What KPIs Should You Use to Measure Supplier Risk?

With supplier bankruptcies a daily occurrence, to say that the topic of supplier risk has become hot is an understatement. The challenge is what to do about it.  Someone recently asked me whether there are any KPIs you can use to measure supplier risk. There are, but developing those KPIs is a business process that goes beyond just thinking them up and slapping them onto a scorecard. Because of high concerns about supplier risk, some have begun to use the term KRIs (key risk indicators) instead of KPIs (key performance indicators).

The first thing you need to do is to define what supplier risk means to you and your company. What risks are you concerned about? Which categories of your suppliers have the potential to create risk? An article in Supply Management, “Beyond Low Prices,” advises doing some thinking around what some of your key supply risks are and get risk management plans and contingency plans in place. This can be as simple as brainstorming the likely risks with others in your firm (including those outside of procurement or finance), the probability of the risks occurring and then focusing on those that you have identified as having a higher probability of occurrence.

A small number of risk-related KPIs can be identified to supplement most firms’ cost-related KPIs, according to a recent report published by Oliver Wyman, Capturing the Upside of Purchasing – Related Risks.  According to the report, many companies start out with more qualitative risks and progress to more quantitative risks as the management of risk becomes more cross-functional and shared throughout the firm and identification of, collaboration and communication with key suppliers increases.

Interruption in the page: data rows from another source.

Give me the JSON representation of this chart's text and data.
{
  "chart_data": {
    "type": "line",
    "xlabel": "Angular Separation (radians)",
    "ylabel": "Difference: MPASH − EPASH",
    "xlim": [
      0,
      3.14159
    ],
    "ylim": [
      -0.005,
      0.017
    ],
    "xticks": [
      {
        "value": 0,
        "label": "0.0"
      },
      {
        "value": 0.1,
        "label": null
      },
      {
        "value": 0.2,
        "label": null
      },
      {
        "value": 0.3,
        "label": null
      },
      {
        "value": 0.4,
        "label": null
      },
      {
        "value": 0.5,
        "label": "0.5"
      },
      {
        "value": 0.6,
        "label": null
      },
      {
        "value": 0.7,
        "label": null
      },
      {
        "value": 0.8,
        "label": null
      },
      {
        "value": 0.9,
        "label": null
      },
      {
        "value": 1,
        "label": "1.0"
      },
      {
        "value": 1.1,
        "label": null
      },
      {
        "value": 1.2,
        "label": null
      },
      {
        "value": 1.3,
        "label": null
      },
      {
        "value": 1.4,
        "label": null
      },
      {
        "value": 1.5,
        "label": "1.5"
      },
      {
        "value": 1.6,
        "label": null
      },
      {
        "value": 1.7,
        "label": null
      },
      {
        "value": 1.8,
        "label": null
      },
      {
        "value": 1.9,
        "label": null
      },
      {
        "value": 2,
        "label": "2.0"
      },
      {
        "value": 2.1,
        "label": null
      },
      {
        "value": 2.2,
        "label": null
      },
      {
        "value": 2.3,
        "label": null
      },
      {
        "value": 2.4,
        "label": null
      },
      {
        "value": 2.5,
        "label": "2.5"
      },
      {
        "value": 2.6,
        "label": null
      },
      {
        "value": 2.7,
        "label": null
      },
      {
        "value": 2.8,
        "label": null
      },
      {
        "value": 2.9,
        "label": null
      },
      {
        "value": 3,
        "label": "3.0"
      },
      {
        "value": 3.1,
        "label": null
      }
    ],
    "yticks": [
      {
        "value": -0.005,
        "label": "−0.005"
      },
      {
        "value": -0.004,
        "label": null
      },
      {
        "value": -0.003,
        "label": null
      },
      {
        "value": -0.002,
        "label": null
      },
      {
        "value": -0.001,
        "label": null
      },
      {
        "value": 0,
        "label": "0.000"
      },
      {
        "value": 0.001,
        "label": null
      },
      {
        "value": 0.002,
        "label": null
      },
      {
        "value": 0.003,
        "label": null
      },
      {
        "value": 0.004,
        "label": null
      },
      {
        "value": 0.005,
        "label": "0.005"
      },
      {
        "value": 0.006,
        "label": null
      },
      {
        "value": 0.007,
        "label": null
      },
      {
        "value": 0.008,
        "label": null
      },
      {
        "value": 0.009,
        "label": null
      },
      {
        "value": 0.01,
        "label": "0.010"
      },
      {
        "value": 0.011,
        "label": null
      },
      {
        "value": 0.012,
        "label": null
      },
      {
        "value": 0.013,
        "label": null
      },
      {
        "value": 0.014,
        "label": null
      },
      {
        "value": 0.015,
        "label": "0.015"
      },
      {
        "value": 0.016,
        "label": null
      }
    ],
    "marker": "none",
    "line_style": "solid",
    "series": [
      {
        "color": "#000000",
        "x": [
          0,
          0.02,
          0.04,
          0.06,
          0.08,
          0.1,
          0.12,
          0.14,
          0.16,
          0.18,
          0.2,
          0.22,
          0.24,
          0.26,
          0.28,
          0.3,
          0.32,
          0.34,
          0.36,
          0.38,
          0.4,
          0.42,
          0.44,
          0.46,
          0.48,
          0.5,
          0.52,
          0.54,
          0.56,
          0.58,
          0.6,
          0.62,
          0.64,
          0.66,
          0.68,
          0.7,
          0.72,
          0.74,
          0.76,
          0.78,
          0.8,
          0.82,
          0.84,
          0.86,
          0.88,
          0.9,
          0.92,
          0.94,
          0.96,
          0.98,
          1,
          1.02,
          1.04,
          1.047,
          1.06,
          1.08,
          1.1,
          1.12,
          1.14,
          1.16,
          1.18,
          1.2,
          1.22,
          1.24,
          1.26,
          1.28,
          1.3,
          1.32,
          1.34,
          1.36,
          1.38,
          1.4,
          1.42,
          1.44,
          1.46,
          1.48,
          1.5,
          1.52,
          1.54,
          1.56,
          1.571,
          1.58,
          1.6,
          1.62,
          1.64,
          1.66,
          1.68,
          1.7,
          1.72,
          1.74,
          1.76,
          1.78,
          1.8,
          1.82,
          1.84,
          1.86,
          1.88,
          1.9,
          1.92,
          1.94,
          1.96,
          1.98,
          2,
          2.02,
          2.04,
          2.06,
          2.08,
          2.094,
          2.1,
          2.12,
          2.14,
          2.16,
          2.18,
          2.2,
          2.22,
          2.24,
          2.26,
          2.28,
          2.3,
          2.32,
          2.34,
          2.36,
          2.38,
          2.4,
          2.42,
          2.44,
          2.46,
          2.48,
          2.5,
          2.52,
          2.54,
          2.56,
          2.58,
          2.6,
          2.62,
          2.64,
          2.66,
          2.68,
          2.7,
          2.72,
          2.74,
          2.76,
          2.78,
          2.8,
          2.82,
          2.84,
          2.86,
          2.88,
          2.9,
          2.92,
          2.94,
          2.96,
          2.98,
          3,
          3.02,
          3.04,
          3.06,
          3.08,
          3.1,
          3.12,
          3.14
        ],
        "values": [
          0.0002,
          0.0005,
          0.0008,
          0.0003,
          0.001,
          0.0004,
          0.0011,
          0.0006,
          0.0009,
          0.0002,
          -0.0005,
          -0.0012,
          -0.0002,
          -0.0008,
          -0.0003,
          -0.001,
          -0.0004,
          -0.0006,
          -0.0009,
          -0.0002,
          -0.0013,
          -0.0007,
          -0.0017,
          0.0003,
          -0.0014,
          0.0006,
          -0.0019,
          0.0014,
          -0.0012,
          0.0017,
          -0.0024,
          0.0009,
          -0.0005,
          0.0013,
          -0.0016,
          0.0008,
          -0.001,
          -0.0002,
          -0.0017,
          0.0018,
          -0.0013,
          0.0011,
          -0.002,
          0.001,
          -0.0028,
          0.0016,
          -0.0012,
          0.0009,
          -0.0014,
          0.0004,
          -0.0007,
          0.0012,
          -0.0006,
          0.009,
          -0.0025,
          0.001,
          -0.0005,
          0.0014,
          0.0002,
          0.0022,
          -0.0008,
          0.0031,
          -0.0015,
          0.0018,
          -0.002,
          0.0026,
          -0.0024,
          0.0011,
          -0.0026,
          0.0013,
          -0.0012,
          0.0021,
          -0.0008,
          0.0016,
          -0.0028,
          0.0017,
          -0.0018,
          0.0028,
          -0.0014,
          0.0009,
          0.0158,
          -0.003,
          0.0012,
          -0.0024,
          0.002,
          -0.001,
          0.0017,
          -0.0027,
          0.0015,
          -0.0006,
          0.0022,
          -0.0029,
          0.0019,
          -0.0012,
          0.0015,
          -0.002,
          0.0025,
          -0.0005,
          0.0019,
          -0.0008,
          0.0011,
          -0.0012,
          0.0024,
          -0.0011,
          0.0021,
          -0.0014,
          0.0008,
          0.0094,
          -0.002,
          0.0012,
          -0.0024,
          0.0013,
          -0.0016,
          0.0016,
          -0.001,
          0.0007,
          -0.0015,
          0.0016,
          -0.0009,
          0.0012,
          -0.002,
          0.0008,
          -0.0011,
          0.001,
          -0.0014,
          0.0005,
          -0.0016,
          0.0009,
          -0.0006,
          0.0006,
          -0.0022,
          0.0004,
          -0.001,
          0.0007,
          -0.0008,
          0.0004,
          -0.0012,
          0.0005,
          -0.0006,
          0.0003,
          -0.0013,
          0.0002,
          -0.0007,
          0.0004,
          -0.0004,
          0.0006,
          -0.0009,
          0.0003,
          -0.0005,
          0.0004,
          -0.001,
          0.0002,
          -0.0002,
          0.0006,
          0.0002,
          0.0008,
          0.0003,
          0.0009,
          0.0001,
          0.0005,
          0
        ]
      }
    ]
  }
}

So what KPIs might a firm use to get at supplier risk? Here are a few examples: 

  • Operational risks: the percentage of single-source suppliers for whom contingency plans are in place; quality metrics to uncover the risks of poor quality; supplier cycle time and on-time delivery
  • Control effectiveness: controls that have been bypassed, such as dollars spent on non-approved suppliers or spend under/not under management.
  • Cost related – supplier and commodity price increases; cash flow at risk from supplier problems
  • IT/data risk: percent of suppliers using encrypted data transfer

As can be seen by some of these examples, these supplier risks are not under the purview of just one function in the customer firms. And at the end of the day, when all heads turn to procurement about the subject of supplier risk, procurement must work to elevate the conversation of risk to the executive level to include other functions and avoid the mission-impossible position of taking on the entire burden.